Так вот, тому, кто, подобно мне, испытывает дразнящий и жгучий интерес к упомянутым «туманным и опасным краям», нельзя было пожелать более восхитительного соседа, чем Фрэнсис Эркомб; а минувшей весной в нашей славной общине появилась еще одна исключительно приятная особа, а именно миссис Эмворт, вдова индийского государственного чиновника. После того как в Пешаваре скончался ее муж, который был судьей в Северо-Западных провинциях, она вернулась в Англию и, проведя год в Лондоне, почувствовала желание сменить туманы и грязь города на простор и солнечную погоду сельской местности.

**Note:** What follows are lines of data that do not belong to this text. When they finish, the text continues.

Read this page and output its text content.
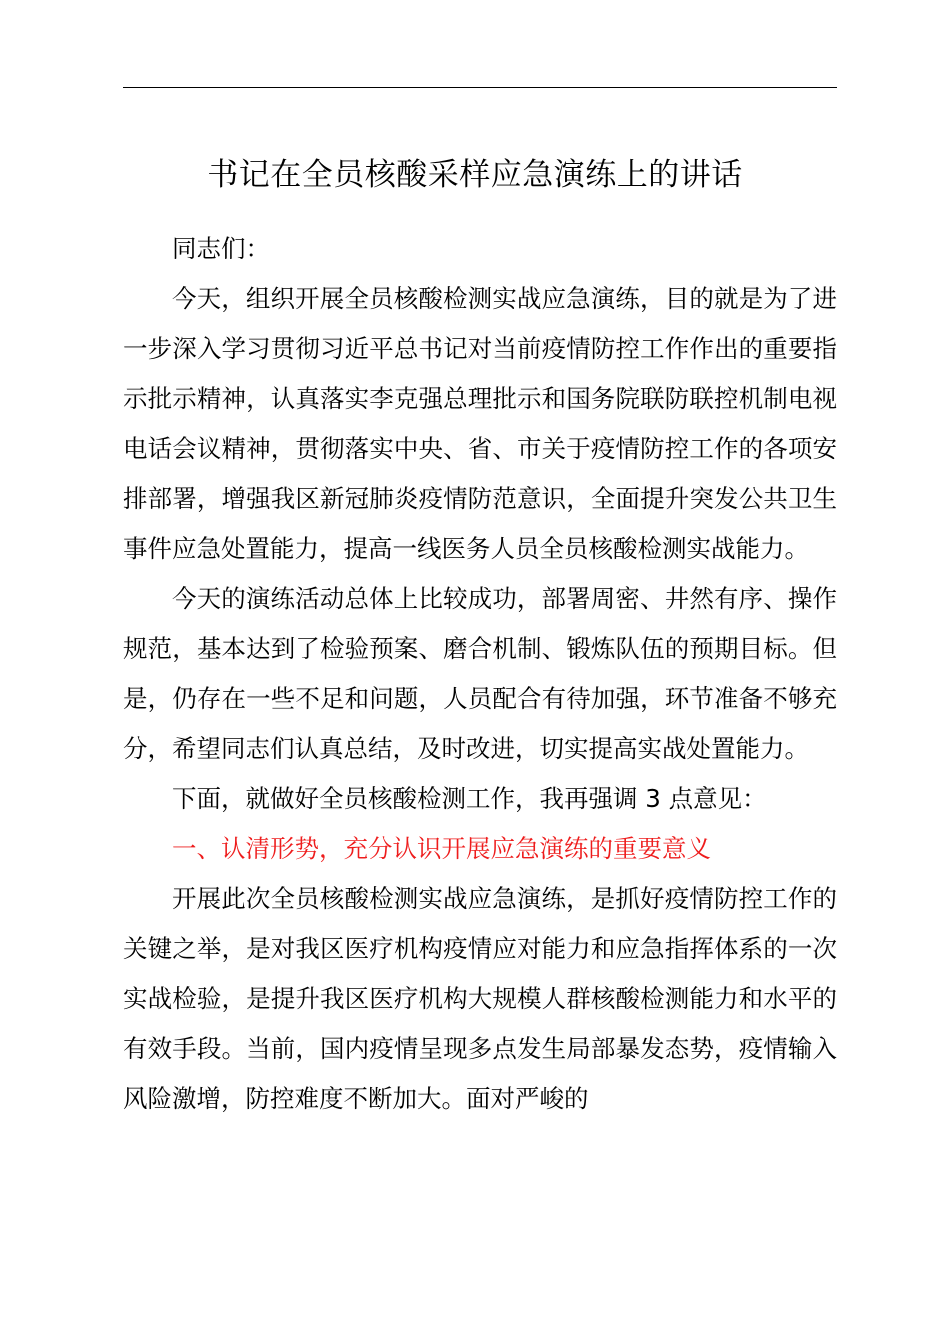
书记在全员核酸采样应急演练上的讲话

同志们：

今天，组织开展全员核酸检测实战应急演练，目的就是为了进一步深入学习贯彻习近平总书记对当前疫情防控工作作出的重要指示批示精神，认真落实李克强总理批示和国务院联防联控机制电视电话会议精神，贯彻落实中央、省、市关于疫情防控工作的各项安排部署，增强我区新冠肺炎疫情防范意识，全面提升突发公共卫生事件应急处置能力，提高一线医务人员全员核酸检测实战能力。

今天的演练活动总体上比较成功，部署周密、井然有序、操作规范，基本达到了检验预案、磨合机制、锻炼队伍的预期目标。但是，仍存在一些不足和问题，人员配合有待加强，环节准备不够充分，希望同志们认真总结，及时改进，切实提高实战处置能力。

下面，就做好全员核酸检测工作，我再强调 3 点意见：

一、认清形势，充分认识开展应急演练的重要意义

开展此次全员核酸检测实战应急演练，是抓好疫情防控工作的关键之举，是对我区医疗机构疫情应对能力和应急指挥体系的一次实战检验，是提升我区医疗机构大规模人群核酸检测能力和水平的有效手段。当前，国内疫情呈现多点发生局部暴发态势，疫情输入风险激增，防控难度不断加大。面对严峻的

Кроме того, у нее была причина поселиться именно в Максли – столетие назад здесь родились ее предки, и на старом кладбище, ныне заброшенном, можно найти немало могильных плит, на которых начертана ее девичья фамилия – Честон. Высокая, энергичная, общительная, она быстро пробудила жителей Максли от привычной спячки. Большинство из нас составляли холостяки, или старые девы, или пожилые люди, не слишком склонные к гостеприимству, и до появления миссис Эмворт апогеем веселья в наших краях были чаепития с последующим бриджем и возвращением в галошах (если случался ненастный день) домой, где каждого ожидал его ужин на одну персону. Но миссис Эмворт открыла нам более общительный образ жизни, введя в моду совместные ланчи и легкие обеды. В иные вечера, когда подобных приглашений не ожидалось, одинокому мужчине вроде меня было приятно знать, что, позвонив миссис Эмворт (чей дом находился менее чем в сотне ярдов от моего) и осведомившись, можно ли заглянуть после ужина на партию пикета перед сном, он, весьма вероятно, услышит утвердительный ответ. Она встречала гостя с живой и дружеской приязнью, и затем следовали стакан портвейна, чашка кофе, сигарета и игра в пикет, игра на фортепьяно и прелестное пение хозяйки дома. Когда дни стали длиннее, местом нашей игры сделался сад, который миссис Эмворт за несколько месяцев превратила из рассадника слизняков и улиток в живописный уголок, полный цветущих растений.